Have you all read N'Gai Croal's recent interview with the MTV crew?
Oof. I feel sorry for Capcom. Let me be clear about that though - I don't think Capcom is in the right here. Far from it, in fact. I think that whether they meant to be racist or not they were obviously insensitive. That being said, I don't hate them -- I feel pity.
It seems unlikely to me that they deliberately set out to be asshats, but by simply not paying any attention, they created something that is highly offensive. It's not the first time for our industry, either...
I hate to characterize our industry as being full of geeks or nerds (after all it's a stereotype itself - one I find offensive, even), but maybe there is some grain of truth there, despite my feelings. Like most of the hardcore gamers or similarly invested fan boys I know, We developers are so... I guess naive is the only word, that the idea that race would factor into our games at all, often escapes us.
I worked on Auto Assault, as many readers of this blog know, and we fell into that same trap. It went like this:
In creating the various tribes and factions of the world, Ombwah and I had created a peace-loving community of traders and artisans known as the Zendigs. This was sort of a joke, loosely based on a hippie-esque commune of folks in Texas known as the Zendik, but they were also a chance for us to do something interesting and serious with the game - to cover themes you don't really hear tackled seriously in games. One of those themes was supposed to be prejudice.
Unfortunately, in the world of Auto Assault -- Every Zendig in the world is a person of color... and they're all dreadlock sporting, patois speaking islanders that seem to conflate drug-using hippies with the Rastafarian movement.
*Sigh* I assure you, this was never the intent. It sure worked out that way, though.
In reality, the intention was exactly the opposite - we wanted the Zendigs to be multicultural - to stand in stark contrast to the deliberately xenophobic (And borderline racist) player factions. The Zendig were meant to be a constant reminder that, even though you think you're in the right, you're not necessarily the good guy. They would remind you that, in order to survive the harsh post apocalyptic wastelands, you had to give up all of the things that we pre-apocalypse people would consider important (or socially defining) -- things like art, music and a culture of acceptance. They were supposed to be one of two factions in the entire game that took in characters from all factions and races, in fact.
Unfortunately, an art decision doomed all of that. It went like this:
All of the sudden we went from trying to be socially aware and using the "RvR" mechanic of the game to discuss discrimination itself down to being not only discriminating, but downright insulting. The worst part about it was how few people on the team really even noticed.
Ombwah and I were constantly bringing it up throughout the project, but the answer was always the same: "What? What are you talking about?" -- as if the concept that this could be an issue was completely alien.

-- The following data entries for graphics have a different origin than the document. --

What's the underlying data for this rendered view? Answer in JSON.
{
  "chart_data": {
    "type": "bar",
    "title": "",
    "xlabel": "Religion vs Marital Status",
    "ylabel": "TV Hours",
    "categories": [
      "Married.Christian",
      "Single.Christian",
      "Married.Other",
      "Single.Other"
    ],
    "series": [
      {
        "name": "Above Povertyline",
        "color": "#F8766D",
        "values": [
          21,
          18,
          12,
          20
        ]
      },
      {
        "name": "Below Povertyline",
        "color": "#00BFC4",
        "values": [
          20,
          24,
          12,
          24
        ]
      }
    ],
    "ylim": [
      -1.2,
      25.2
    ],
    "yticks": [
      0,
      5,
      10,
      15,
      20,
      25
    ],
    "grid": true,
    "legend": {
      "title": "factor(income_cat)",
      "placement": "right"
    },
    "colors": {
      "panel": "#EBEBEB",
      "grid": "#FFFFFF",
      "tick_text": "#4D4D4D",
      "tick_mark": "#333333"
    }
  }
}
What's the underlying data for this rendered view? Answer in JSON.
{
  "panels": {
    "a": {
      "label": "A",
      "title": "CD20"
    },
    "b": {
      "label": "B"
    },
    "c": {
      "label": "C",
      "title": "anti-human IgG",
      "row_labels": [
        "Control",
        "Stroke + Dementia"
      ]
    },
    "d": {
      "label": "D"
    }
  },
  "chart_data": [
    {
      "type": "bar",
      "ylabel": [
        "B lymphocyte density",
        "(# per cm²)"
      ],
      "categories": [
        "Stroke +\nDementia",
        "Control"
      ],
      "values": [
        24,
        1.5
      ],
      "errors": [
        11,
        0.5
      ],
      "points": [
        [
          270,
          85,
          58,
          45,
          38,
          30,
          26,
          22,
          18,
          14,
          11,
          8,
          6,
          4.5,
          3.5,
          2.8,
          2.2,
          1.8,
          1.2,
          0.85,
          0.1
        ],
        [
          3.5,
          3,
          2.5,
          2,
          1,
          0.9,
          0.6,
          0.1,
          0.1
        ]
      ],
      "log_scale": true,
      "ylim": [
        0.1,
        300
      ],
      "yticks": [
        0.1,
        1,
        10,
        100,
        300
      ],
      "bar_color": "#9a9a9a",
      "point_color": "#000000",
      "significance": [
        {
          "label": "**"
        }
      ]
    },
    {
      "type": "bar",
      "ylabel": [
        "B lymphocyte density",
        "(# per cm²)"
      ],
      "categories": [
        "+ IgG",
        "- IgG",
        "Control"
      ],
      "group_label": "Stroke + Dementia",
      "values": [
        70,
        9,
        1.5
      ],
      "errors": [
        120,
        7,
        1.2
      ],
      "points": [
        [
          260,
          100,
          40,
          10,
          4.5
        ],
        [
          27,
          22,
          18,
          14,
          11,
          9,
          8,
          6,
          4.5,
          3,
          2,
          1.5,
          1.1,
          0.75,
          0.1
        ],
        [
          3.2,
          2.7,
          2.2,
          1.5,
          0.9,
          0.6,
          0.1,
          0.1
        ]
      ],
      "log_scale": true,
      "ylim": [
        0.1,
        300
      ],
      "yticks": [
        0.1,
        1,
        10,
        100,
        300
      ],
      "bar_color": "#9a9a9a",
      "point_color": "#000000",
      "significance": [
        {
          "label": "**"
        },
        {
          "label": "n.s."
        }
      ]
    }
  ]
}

When we tried to explain why were concerned, the next most common response was, "Dude, that's stupid - we're not racist."
And we weren't, at least not consciously -- but neither were we really at all sensitive to points of view that weren't our own, were we? I'm not even saying our treatment of the Zendigs was bad. In fact, they were among the few true heroes of game, but is that how everyone will see it? When the Zendig talk to you wearing their dreadlocks, grilling burgers and speaking in a horrible fake Jamaican accent, are you going to take the time to even notice that they're pointing out the injustice in the world? Or are you going to grit your teeth at yet another stereotype played to absurdity in your video games?
Thankfully, the community playing Auto Assault was more thoughtful than others I've seen, so the message got through -- but we got lucky as that's definitely the exception. It's worse for RE5, isn't it? As far as I can tell, the folks at Capcom had no such message. By taking a scene from Blackhawk down and twisting it through a Resident Evil lens, all they did was show us imagery that many find insulting. No overriding message (either way), no tempering influence -- just demonic outsiders lurking in the shadows until they reveal their horrific otherness in a mindless and inhuman attack. By failing to recognize that there even could be a racial issue in what they did, they unwittingly opened a door and stepped through it into a grim and terrible place.
I don't think this was malicious, nor do I think it was even intentional. Honestly, I think it was innocence or naïveté (a failure to even think of what they did in those terms, at all), but that doesn't make it any better, does it? It just makes it sadder.
I guess I'm still just a naive geek myself, because deep down, I feel like we can be better than that. In my heart of hearts I feel like we will someday use this medium to seriously discuss and tackle the issues we're currently ignorning.
I look forward to that day, but there sure are a lot of setbacks to deal with, along the way.